I’ve been home nearly a week now but Annapurna, and Nepal, feels like a lifetime ago. Was it really just two weeks ago that I realised the weather gods were conspiring against me and the opportunity to run the circuit would need to be put on hold for now? Making the decision to not carry on was easy, it was obvious, the hard part is coming to terms with what that decision leaves.

A sunrise boat trip to the start of my run

A sunrise boat trip to the start of my run

Plan B, C, and D

Upon descending from Pisang, the high point on my trip around the Annapurna Circuit, I knew I wasn’t done. I still felt strong, I still had an energy I needed to explore, and I had flown halfway around the world; I wasn’t going to waste it.

Nepal is world famous for having wonderful hiking and trekking, and more recently people are starting to run there. A new website, trailrunningnepal.org, is full of inspiring stories of both international and local runners with organised races and advice on routes fit to burst. This approach is breathing a new life into the trekking routes as the amazing infrastructure on the main treks means that you can go very light, sleeping in a bed each night and eating cooked food to refuel tired bodies.

Armed with enthusiasm and local route knowledge I set off on several short and single day runs in and around Pokhara, Nepal’s second city. The running was truly remarkable with views that are second to none. Not as steep as the Chamonix valley, the trails offered rolling hills that packed a huge punch. Whenever I was struggling, all I had to do was look up and see the massive Himalayan giants towering in the distance, and I would find the inspiration to dig a little deeper, push a little harder, and keep going.

A dawn run

A dawn run

Plans B, C, and D were wonderful, though much shorter, trail runs but I had set out to run something that would challenge me on so many levels and that was not gone. I felt deflated. I felt like I was drifting and didn’t know how to shake off the funk. I had been speaking to Sophie regularly and hearing about all the amazing skiing she was getting done in Chamonix and I started to really miss home.
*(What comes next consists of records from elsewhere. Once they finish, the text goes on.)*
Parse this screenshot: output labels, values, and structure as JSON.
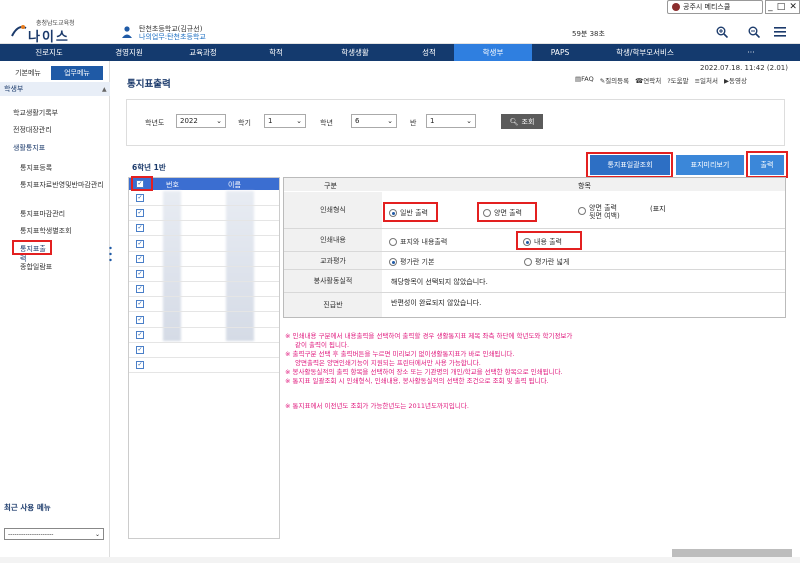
{
  "header": {
    "ext_button": "공주시 메티스쿨",
    "logo_small": "충청남도교육청",
    "logo_text": "나이스",
    "user_name": "탄천초등학교(김규선)",
    "user_org": "나의업무:탄천초등학교",
    "timer": "59분 38초"
  },
  "nav": {
    "items": [
      "진로지도",
      "경영지원",
      "교육과정",
      "학적",
      "학생생활",
      "성적",
      "학생부",
      "PAPS",
      "학생/학부모서비스",
      "···"
    ],
    "active_index": 6
  },
  "sidebar": {
    "tab_basic": "기본메뉴",
    "tab_work": "업무메뉴",
    "section": "학생부",
    "items": [
      "학교생활기록부",
      "전정대장관리",
      "생활통지표"
    ],
    "subitems": [
      "통지표등록",
      "통지표자료반영및반마감관리",
      "통지표마감관리",
      "통지표학생별조회",
      "통지표출력",
      "종합일람표"
    ],
    "selected_sub": "통지표출력",
    "recent_title": "최근 사용 메뉴",
    "recent_select": "---------------------"
  },
  "main": {
    "title": "통지표출력",
    "datetime": "2022.07.18. 11:42 (2.01)",
    "toolbar": [
      "FAQ",
      "질의등록",
      "연락처",
      "도움말",
      "일처서",
      "동영상"
    ]
  },
  "filters": {
    "year_label": "학년도",
    "year_value": "2022",
    "term_label": "학기",
    "term_value": "1",
    "grade_label": "학년",
    "grade_value": "6",
    "class_label": "반",
    "class_value": "1",
    "search_label": "조회"
  },
  "grade_title": "6학년 1반",
  "buttons": {
    "batch_view": "통지표일괄조회",
    "cover_preview": "표지미리보기",
    "print": "출력"
  },
  "student_table": {
    "col_no": "번호",
    "col_name": "이름",
    "row_count": 12
  },
  "options": {
    "header_col1": "구분",
    "header_col2": "항목",
    "rows": [
      {
        "label": "인쇄형식",
        "opts": [
          "일반 출력",
          "양면 출력",
          "양면 출력\n뒷면 여백)"
        ],
        "extra": "(표지"
      },
      {
        "label": "인쇄내용",
        "opts": [
          "표지와 내용출력",
          "내용 출력"
        ]
      },
      {
        "label": "교과평가",
        "opts": [
          "평가란 기본",
          "평가란 넓게"
        ]
      },
      {
        "label": "봉사활동실적",
        "text": "해당항목이 선택되지 않았습니다."
      },
      {
        "label": "진급반",
        "text": "반편성이 완료되지 않았습니다."
      }
    ]
  },
  "notes": [
    "※ 인쇄내용 구분에서 내용출력을 선택하여 출력할 경우 생활통지표 제목 좌측 하단에 학년도와 학기정보가",
    "같이 출력이 됩니다.",
    "※ 출력구분 선택 후 출력버튼을 누르면 미리보기 없이생활통지표가 바로 인쇄됩니다.",
    "양면출력은 양면인쇄기능이 지원되는 프린터에서만 사용 가능합니다.",
    "※ 봉사활동실적의 출력 항목을 선택하여 장소 또는 기관명의 개인/학교을 선택한 항목으로 인쇄됩니다.",
    "※ 통지표 일괄조회 시 인쇄형식, 인쇄내용, 봉사활동실적의 선택한 조건으로 조회 및 출력 됩니다.",
    "※ 통지표에서 이전년도 조회가 가능한년도는 2011년도까지입니다."
  ]
}
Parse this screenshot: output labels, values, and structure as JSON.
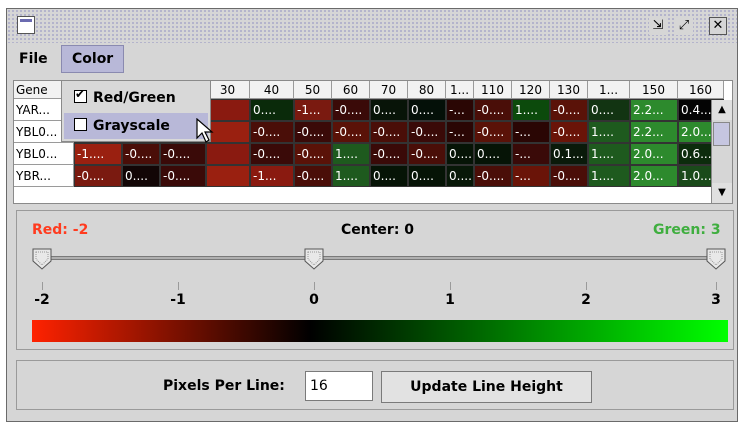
{
  "window": {
    "restore_icon": "restore-icon",
    "maximize_icon": "maximize-icon",
    "close_icon": "close-icon"
  },
  "menubar": {
    "file": "File",
    "color": "Color"
  },
  "color_menu": {
    "items": [
      {
        "label": "Red/Green",
        "checked": true
      },
      {
        "label": "Grayscale",
        "checked": false
      }
    ]
  },
  "table": {
    "first_header": "Gene",
    "columns": [
      "30",
      "40",
      "50",
      "60",
      "70",
      "80",
      "1...",
      "110",
      "120",
      "130",
      "1...",
      "150",
      "160"
    ],
    "rows": [
      {
        "label": "YAR...",
        "cells": [
          "",
          "0....",
          "-1...",
          "-0....",
          "0....",
          "0....",
          "-...",
          "-0....",
          "1....",
          "-0....",
          "0....",
          "2.2...",
          "0.4..."
        ],
        "colors": [
          "#8a1a10",
          "#0a2a0a",
          "#7a1a10",
          "#3a0a08",
          "#081408",
          "#041008",
          "#2a0604",
          "#4a0e08",
          "#0c4a0c",
          "#5a1208",
          "#123412",
          "#2d8a2d",
          "#040404"
        ]
      },
      {
        "label": "YBL0...",
        "cells": [
          "",
          "-0....",
          "-0....",
          "-0....",
          "-0....",
          "-0....",
          "-...",
          "-0....",
          "-...",
          "-0....",
          "1....",
          "2.2...",
          "2.0..."
        ],
        "colors": [
          "#9a2010",
          "#4a0e08",
          "#3a0a08",
          "#5a1208",
          "#4a0e08",
          "#3a0a08",
          "#2a0604",
          "#5a1208",
          "#2a0604",
          "#6a1408",
          "#1e5a1e",
          "#2d8a2d",
          "#2d8a2d"
        ]
      },
      {
        "label": "YBL0...",
        "cells": [
          "",
          "-0....",
          "-0....",
          "1....",
          "-0....",
          "-0....",
          "0....",
          "0....",
          "-...",
          "0.1...",
          "1....",
          "2.0...",
          "0.6..."
        ],
        "colors": [
          "#8a1a10",
          "#3a0a08",
          "#5a1208",
          "#1e5a1e",
          "#3a0a08",
          "#4a0e08",
          "#061406",
          "#061406",
          "#3a0a08",
          "#0a1a0a",
          "#1e5a1e",
          "#2d8a2d",
          "#0c2c0c"
        ]
      },
      {
        "label": "YBR...",
        "cells": [
          "",
          "-1...",
          "-0....",
          "1....",
          "0....",
          "0....",
          "0....",
          "-0....",
          "-...",
          "-0....",
          "1....",
          "2.0...",
          "1.0..."
        ],
        "colors": [
          "#9a2010",
          "#8a1a10",
          "#4a0e08",
          "#1e5a1e",
          "#061406",
          "#061406",
          "#081808",
          "#4a0e08",
          "#6a1408",
          "#4a0e08",
          "#1e5a1e",
          "#2d8a2d",
          "#1a4a1a"
        ]
      }
    ],
    "left_cells": [
      [
        "",
        "",
        ""
      ],
      [
        "",
        "",
        ""
      ],
      [
        "-1....",
        "-0....",
        "-0...."
      ],
      [
        "-0....",
        "0....",
        "-0...."
      ]
    ],
    "left_colors": [
      [
        "#8a1a10",
        "#8a1a10",
        "#8a1a10"
      ],
      [
        "#8a1a10",
        "#8a1a10",
        "#8a1a10"
      ],
      [
        "#9a2010",
        "#4a0e08",
        "#3a0a08"
      ],
      [
        "#7a1a10",
        "#120606",
        "#3a0a08"
      ]
    ]
  },
  "slider": {
    "red_label": "Red: -2",
    "center_label": "Center: 0",
    "green_label": "Green: 3",
    "ticks": [
      "-2",
      "-1",
      "0",
      "1",
      "2",
      "3"
    ],
    "red_color": "#ff3b1f",
    "green_color": "#3fae3f"
  },
  "bottom": {
    "pixels_label": "Pixels Per Line:",
    "pixels_value": "16",
    "update_button": "Update Line Height"
  }
}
On the phone that night, I decided, though it was incredible here, I just wanted to go home. I wanted to be with Sophie and I wanted to start thinking about how I can return. Yes, there is most definitely unfinished business with Run Annapurna, and I want to come back and test myself against the circuit properly.

10km run with a view

10km run with a view

Good still came out of the adventure

It’s easy to fall into the trap of thinking the whole trip was a failure, that it wasn’t worth it but I know that is wrong, some amazingly good things came out of it too.
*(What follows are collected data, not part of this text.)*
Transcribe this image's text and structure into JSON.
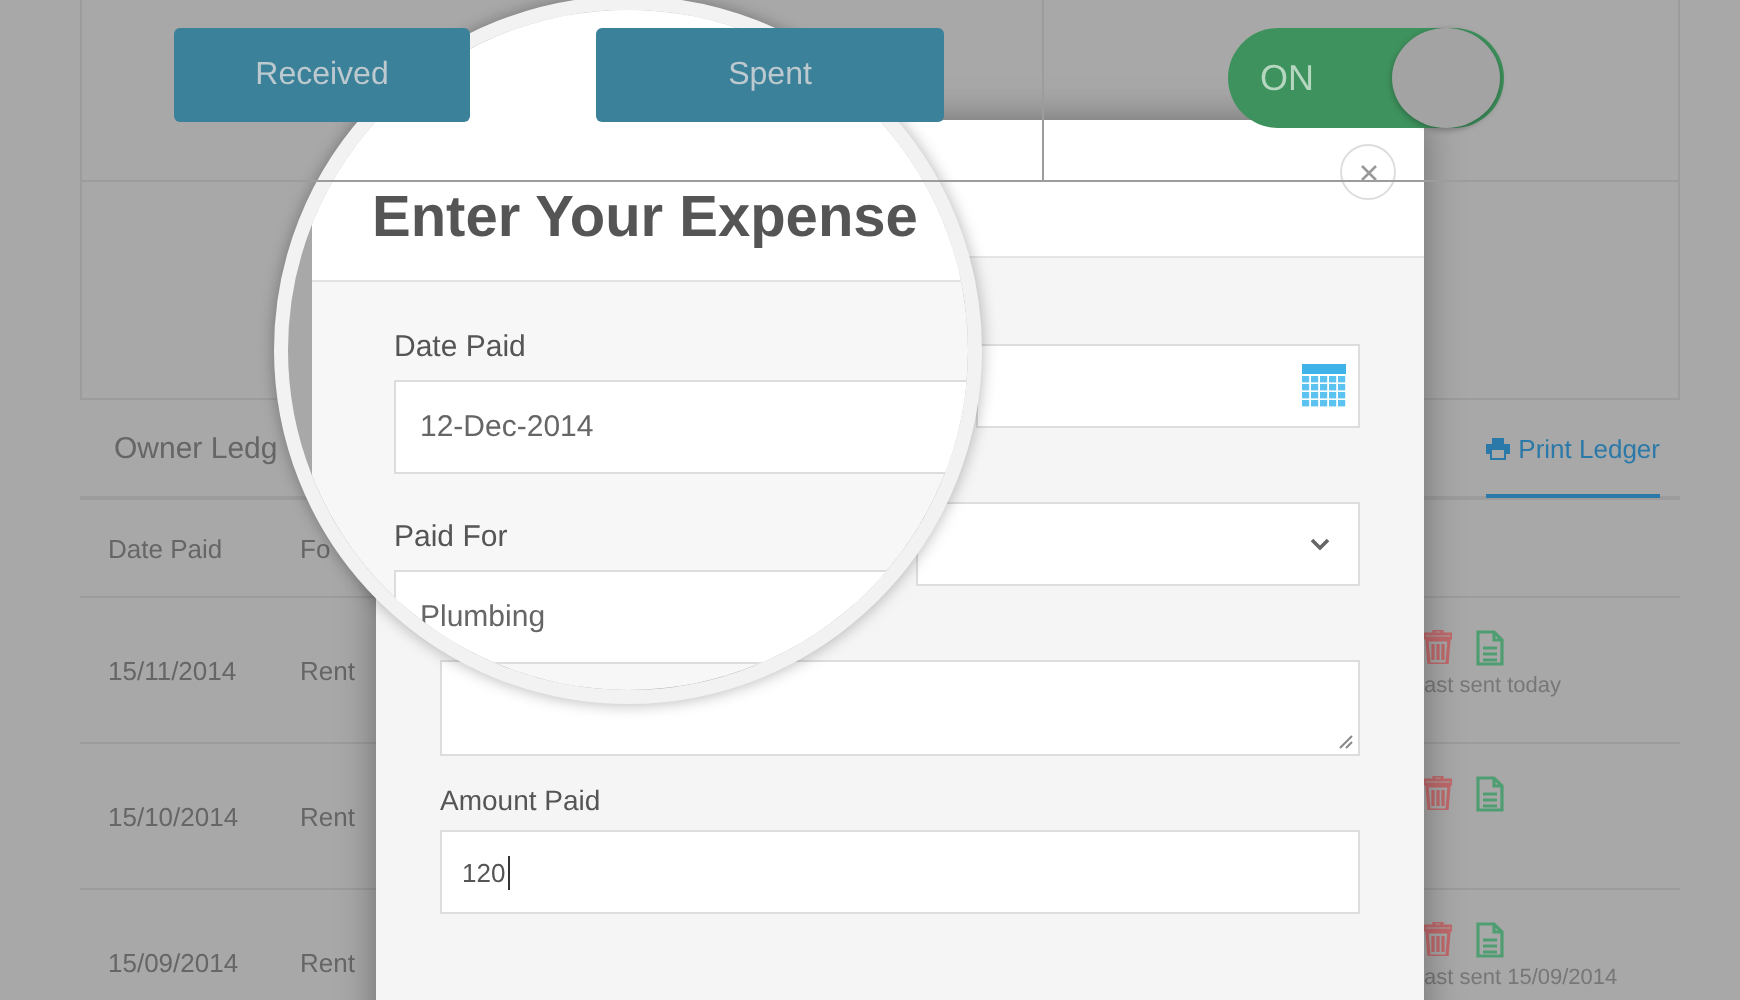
{
  "top_buttons": [
    {
      "label": "Received"
    },
    {
      "label": "Spent"
    }
  ],
  "toggle": {
    "label": "ON",
    "on": true
  },
  "ledger": {
    "tab_label": "Owner Ledg",
    "print_link": "Print Ledger",
    "columns": [
      "Date Paid",
      "Fo"
    ],
    "rows": [
      {
        "date": "15/11/2014",
        "paid_for": "Rent",
        "status": "ast sent today"
      },
      {
        "date": "15/10/2014",
        "paid_for": "Rent"
      },
      {
        "date": "15/09/2014",
        "paid_for": "Rent",
        "status": "ast sent 15/09/2014"
      }
    ]
  },
  "modal": {
    "title": "Enter Your Expense",
    "magnified": true,
    "fields": [
      {
        "kind": "date",
        "label": "Date Paid",
        "value": "12-Dec-2014",
        "magnified": true
      },
      {
        "kind": "select",
        "label": "Paid For",
        "value": "Plumbing",
        "magnified": true
      },
      {
        "kind": "textarea",
        "magnified": false
      },
      {
        "kind": "text",
        "label": "Amount Paid",
        "value": "120",
        "magnified": false
      }
    ]
  }
}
Personally, I learnt a huge amount. Spending two weeks almost entirely alone gave me plenty of time to think and I have started to formulate an exciting plan for my future. I also was able to use that time to really take in all of my surroundings and not be distracted by outside influences.

The training and dedication I needed to get myself to square one was eye-opening. I train a lot but I’ve never used such a structured plan before and seen such results. It’s true, hard work really does pay off – thank you Steve!

I was able to meet some of the most wonderful people in the world. I don’t think it is uncommon for people to come back from Nepal and talk about the amazing people there, but I was amazed. While in the mountains, all you could hear was people laughing, talking, and sharing. The children would be running around with massive smiles on their faces, their parents keeping a watchful and admiring eye on them from a distance, and all of them beaming at my very poor attempts at speaking Nepali. I was touched at just how much everyone appreciated life, it was beautiful to see.

Whilst I was there, I had the fantastic opportunity to try out some awesome kit from Haglofs, Power Traveller, and Led Lenser with the LIM sleeping bag keeping me very warm at night, the Explorer solar panel allowing me to make friends during power cuts, and SEO head torch lighting my way on dawn runs.

The World Peace Stupa

The World Peace Stupa

As I have said above, I will be back and, no doubt, I will see this trip as a recce for the real deal. What struck me was the fact that, almost immediately, I knew I would be coming back to Nepal many times in the years to come. There was something incredibly special about all aspects of the country from the crazy chaos in Kathmandu to the peace and tranquility in the mountains. A friend told me, before I left, ‘you never just go once to Nepal’. She is right, it is the beginning of a lifelong relationship.

Wide Open Vistas and Climbers Against Cancer

I have been truly touched by the support and generosity of everyone with the charities I chose to support. The money raised for Wide Open Vistas is enough to support one child going to school for nearly 3 years. This will have an unimaginably positive impact on their life and I can’t thank you all enough.

I’ve also had loads of people sharing their photos of themselves sporting the awesome Climbers Against Cancer t-shirts, spreading the word and providing invaluable funding for cancer research, support, and more.

Both of these groups have long roads ahead of them and I look forward to supporting them further in any way that I can.

What next?

This is a big question and one that will likely take me a little time to come up with an answer but I know that going back is something I really want to do. I also want to start putting into place some of the ideas I had while on my own on those rolling, neverending hills.

From the bottom of my heart, thank you for all your support, kind words, and messages.